Another rumble of fire from the Pythia only knew where caused Roda to smack her head off the floor. As something wet dribbled down her forehead she shook herself off and held her breath. The gasp of pain had pulled a lot of the gas into her chest, and it ached, but she could run an analysis on both herself and the TARDIS later. For now, she had to get them both to safety. But as her fingertips grazed the base of the console and she swore with relief, the lights suddenly turned off and Roda’s whole world went into freefall.

“No…” she whispered, unable to believe what was happening.

The thrust lifted her off the ground and she threw herself forward, forgetting all about not breathing in the smoke and grabbing frantically for the console. Her hand wrapped around the nearest handle and she pulled herself forward, hitting her head again and throwing out her hand for the center column. It was still. Not moving. Gasping with shock and pain she lurched her whole body forward, nauseous and dizzy and horrified. There was a pulse there. The TARDIS was still working. But it was hurt. She had missed something in the vortex, and it was hurting.

“No!!”

Careless. Ignorant. Reckless. Disobedient.

She pressed every button, turned every dial and threw back every lever, putting all of her energy into just holding on. Her mental doors were thrown wide, and she talked to the TARDIS as she worked, babbling morning in particular.

She did not switch to respiratory bypass.

Still they tumbled. Roda only just managed to grip the monitor, tear-filled eyes struggling to focus on the readings and map as she tried to work out where they were.

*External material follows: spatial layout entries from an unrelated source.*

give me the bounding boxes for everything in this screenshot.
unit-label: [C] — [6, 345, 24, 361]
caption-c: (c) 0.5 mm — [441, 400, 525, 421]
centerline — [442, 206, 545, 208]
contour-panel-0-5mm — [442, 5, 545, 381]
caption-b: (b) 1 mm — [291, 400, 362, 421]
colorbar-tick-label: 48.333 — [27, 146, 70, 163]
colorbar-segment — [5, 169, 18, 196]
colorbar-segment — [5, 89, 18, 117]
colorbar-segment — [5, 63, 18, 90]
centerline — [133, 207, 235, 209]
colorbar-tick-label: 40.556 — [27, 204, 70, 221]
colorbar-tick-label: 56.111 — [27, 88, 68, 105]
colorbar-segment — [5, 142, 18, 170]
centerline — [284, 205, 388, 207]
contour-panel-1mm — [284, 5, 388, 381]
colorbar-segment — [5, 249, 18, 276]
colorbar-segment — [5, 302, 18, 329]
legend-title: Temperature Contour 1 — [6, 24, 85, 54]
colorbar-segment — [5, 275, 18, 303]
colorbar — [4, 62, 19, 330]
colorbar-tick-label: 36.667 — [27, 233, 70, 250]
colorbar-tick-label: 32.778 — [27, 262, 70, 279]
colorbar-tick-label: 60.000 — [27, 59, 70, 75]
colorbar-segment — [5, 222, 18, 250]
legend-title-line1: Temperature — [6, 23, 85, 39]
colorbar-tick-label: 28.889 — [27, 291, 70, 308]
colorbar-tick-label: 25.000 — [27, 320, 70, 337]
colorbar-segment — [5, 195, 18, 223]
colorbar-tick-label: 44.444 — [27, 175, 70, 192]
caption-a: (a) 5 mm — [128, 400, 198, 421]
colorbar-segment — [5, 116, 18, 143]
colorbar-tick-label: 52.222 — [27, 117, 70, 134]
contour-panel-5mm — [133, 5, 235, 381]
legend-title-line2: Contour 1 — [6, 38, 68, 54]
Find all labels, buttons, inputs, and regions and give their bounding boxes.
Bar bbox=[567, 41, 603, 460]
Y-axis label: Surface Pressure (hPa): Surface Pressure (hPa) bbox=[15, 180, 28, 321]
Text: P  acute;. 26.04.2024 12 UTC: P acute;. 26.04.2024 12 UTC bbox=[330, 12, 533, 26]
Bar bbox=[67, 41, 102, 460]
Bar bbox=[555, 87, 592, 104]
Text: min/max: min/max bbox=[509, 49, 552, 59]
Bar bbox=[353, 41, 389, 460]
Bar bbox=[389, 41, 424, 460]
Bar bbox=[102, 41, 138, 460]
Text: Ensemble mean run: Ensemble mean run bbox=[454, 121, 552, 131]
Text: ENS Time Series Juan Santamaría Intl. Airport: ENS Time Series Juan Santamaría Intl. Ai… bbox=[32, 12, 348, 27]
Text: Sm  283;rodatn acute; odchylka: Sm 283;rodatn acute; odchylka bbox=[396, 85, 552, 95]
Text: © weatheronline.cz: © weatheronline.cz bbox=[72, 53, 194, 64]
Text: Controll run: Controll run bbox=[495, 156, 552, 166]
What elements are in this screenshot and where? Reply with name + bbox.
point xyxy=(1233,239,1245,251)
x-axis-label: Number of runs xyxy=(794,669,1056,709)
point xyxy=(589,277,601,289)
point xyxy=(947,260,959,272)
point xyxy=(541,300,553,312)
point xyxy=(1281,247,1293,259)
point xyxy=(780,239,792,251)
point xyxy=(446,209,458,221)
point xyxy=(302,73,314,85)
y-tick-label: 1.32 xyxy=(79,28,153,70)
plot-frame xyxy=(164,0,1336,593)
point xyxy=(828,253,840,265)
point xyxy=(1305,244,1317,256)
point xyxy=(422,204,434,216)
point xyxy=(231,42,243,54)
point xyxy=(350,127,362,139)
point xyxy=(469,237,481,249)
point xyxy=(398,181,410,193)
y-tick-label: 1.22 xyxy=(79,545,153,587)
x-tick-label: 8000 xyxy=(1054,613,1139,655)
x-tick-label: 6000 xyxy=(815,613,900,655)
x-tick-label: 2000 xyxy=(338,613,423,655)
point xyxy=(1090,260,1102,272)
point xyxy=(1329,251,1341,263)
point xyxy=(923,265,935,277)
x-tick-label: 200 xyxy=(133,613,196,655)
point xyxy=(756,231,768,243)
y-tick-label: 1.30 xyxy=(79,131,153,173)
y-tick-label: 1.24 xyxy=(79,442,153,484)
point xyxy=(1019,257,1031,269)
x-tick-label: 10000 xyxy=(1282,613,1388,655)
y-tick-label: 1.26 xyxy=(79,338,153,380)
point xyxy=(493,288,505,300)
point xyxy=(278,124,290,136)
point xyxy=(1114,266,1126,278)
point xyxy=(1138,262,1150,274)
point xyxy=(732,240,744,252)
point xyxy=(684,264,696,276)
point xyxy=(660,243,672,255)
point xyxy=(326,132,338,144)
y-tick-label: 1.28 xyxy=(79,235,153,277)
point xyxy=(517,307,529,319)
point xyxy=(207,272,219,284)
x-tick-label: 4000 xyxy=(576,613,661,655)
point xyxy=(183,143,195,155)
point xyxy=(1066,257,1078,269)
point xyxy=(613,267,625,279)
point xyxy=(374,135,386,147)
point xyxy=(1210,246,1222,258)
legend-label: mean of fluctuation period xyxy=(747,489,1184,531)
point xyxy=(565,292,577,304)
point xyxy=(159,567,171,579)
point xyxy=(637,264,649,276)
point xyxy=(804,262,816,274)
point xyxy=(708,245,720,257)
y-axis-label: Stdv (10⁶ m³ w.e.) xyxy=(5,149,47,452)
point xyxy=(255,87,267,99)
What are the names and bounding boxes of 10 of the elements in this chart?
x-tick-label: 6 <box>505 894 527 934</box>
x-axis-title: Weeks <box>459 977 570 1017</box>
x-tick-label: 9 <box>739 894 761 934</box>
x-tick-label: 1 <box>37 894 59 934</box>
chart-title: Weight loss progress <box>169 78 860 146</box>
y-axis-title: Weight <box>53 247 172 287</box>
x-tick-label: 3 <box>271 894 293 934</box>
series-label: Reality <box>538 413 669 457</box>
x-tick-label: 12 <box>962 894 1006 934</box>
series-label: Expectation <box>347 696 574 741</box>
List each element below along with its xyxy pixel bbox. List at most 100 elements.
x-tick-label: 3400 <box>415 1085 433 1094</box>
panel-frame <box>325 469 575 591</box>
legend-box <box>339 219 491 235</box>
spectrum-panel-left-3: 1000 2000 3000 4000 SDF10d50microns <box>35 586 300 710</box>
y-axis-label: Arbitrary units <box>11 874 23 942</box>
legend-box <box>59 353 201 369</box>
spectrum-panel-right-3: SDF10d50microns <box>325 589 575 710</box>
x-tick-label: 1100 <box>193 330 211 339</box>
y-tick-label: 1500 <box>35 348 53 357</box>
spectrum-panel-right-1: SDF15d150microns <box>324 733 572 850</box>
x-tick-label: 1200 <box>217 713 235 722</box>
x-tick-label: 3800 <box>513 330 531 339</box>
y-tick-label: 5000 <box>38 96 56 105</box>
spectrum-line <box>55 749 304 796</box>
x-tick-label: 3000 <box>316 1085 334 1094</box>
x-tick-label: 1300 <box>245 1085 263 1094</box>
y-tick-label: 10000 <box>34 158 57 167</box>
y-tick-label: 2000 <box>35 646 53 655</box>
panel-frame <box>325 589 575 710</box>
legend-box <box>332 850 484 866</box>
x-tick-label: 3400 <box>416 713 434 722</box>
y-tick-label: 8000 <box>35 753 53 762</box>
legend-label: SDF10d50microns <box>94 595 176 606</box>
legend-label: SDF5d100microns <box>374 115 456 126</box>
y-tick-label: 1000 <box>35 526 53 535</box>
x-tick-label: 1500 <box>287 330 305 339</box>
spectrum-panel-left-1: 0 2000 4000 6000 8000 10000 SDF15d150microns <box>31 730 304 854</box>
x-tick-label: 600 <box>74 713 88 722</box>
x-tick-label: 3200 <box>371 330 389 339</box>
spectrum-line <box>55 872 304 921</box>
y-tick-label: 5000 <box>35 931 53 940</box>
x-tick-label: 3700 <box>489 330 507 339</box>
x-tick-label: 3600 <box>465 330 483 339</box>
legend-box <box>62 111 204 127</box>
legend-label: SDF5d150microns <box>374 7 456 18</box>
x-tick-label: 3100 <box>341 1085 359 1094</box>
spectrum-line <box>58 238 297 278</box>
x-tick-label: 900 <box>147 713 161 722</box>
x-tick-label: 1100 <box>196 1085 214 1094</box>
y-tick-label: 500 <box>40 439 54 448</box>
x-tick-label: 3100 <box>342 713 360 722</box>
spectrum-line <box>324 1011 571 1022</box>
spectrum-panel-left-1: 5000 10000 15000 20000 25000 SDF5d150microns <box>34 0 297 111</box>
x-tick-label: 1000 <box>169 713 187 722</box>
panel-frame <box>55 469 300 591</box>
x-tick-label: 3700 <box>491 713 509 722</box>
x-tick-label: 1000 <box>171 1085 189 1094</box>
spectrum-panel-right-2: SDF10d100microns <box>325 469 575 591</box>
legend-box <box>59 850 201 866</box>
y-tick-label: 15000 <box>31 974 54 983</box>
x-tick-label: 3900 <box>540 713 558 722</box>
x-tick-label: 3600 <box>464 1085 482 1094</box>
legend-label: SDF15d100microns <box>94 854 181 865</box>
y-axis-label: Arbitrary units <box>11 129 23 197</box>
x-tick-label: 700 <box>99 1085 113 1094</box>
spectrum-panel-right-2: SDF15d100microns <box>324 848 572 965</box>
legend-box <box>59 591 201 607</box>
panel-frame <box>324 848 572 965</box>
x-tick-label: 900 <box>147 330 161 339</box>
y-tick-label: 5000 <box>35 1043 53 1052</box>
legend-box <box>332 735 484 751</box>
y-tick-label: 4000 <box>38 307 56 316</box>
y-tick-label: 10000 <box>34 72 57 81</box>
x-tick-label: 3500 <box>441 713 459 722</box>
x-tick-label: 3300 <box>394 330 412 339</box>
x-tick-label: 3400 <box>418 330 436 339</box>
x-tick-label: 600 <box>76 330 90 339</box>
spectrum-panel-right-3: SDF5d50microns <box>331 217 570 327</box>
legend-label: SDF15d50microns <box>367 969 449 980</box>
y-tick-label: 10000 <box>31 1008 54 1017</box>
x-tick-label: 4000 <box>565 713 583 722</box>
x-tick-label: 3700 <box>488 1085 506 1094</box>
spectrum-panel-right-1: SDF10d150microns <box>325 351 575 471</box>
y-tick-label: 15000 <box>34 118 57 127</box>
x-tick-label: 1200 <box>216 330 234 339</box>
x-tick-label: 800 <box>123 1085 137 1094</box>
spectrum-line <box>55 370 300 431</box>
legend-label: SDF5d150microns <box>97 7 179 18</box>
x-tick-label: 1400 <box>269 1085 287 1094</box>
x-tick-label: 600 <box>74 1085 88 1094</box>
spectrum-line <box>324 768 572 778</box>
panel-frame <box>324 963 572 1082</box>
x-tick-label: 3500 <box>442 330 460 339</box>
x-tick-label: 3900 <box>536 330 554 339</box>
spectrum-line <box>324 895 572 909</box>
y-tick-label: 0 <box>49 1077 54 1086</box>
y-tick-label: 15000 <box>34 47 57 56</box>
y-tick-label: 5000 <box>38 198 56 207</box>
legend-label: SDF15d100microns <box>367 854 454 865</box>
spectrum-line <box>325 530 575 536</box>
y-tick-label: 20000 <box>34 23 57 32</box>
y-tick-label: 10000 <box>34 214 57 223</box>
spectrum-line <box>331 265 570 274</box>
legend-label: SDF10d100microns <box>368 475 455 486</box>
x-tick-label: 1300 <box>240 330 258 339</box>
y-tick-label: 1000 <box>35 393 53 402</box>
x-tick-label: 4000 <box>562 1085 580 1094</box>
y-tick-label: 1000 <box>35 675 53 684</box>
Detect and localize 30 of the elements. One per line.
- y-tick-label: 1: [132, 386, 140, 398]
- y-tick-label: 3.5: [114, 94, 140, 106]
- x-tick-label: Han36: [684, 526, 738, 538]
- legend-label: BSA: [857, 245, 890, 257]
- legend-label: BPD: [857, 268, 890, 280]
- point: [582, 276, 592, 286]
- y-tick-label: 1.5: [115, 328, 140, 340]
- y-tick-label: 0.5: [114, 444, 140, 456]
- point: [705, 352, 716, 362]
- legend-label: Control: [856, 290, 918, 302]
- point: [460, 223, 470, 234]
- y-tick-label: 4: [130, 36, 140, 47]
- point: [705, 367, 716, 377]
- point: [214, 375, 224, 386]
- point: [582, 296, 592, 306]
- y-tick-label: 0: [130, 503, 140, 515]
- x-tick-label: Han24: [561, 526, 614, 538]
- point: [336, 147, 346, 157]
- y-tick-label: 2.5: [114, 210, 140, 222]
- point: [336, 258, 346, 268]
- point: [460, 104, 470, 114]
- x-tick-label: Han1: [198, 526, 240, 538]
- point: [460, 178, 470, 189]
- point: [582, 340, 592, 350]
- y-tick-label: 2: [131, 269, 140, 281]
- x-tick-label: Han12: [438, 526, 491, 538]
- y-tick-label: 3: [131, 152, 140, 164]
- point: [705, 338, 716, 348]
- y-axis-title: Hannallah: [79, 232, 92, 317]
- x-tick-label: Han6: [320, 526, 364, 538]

Close to the Medusa Cascade. Almost at the coordinates. But too close. Far too close for safety. That must be where the gas is coming from, she thought absently, and it was almost laughable. A loose vent, something not screwed down tight enough. She had been sure the environment shield had been intact, but the impact must have blown it. It would all be so easy to fix, but not like this. 

The circular High Gallifreyan swirled like oil in front of her eyes. Roda licked her lips, blinked a couple times too many, and yanked down hard on the emergency brake. And for a second, everything was still. The alarms all melted into one continuous noise, and the world didn’t seem to spin and it seemed like maybe, just maybe, she had managed to fix things. Bruised, bartered, bleeding and not quite broken Roda smiled a small smile, and allowed herself a moment of much-needed rest as she clung to the console. One leg was braced on the chair, another all-but hooked on a tightly-woven bundle of wires, and her arms were wrapped around the all-important lever as if her life depended on it. Her vision was clouded, but the TARDIS reached out for her quietly, reassuring her as much as she did it.

Two things happened at once. The world began to move again, and the front door of her TARDIS slammed open with a thunderous clatter. With the last of her energy Roda narrowed her eyes and glared at the doorway as someone tall, lithe and wearing a gas mask stepped over the threshold. She caught a glimpse of a red shirt, messy hair and strange swatches of blue, as the figure stumbled across the grating and stretched out gloved hands in her direction. It… couldn’t be him…. surely? It had to be a hallucination. She was in the middle of time and space. No one could board a TARDIS in motion, surely, without knowing exactly where they were going to be?

It was the last thought she had as the hand the figure had taken hold of began to burn and glow like a golden flame, her lungs gave in and everything went black. She dimly heard someone calling her name, felt somebody shake her and shout orders to an unseen figure. And then her TARDIS keened and groaned as someone else took hold of the controls and pushed.

Hands put her on the ground, a hot balm rushed up her arm and gripped her hearts, and Roda lost the fight with consciousness once and for all.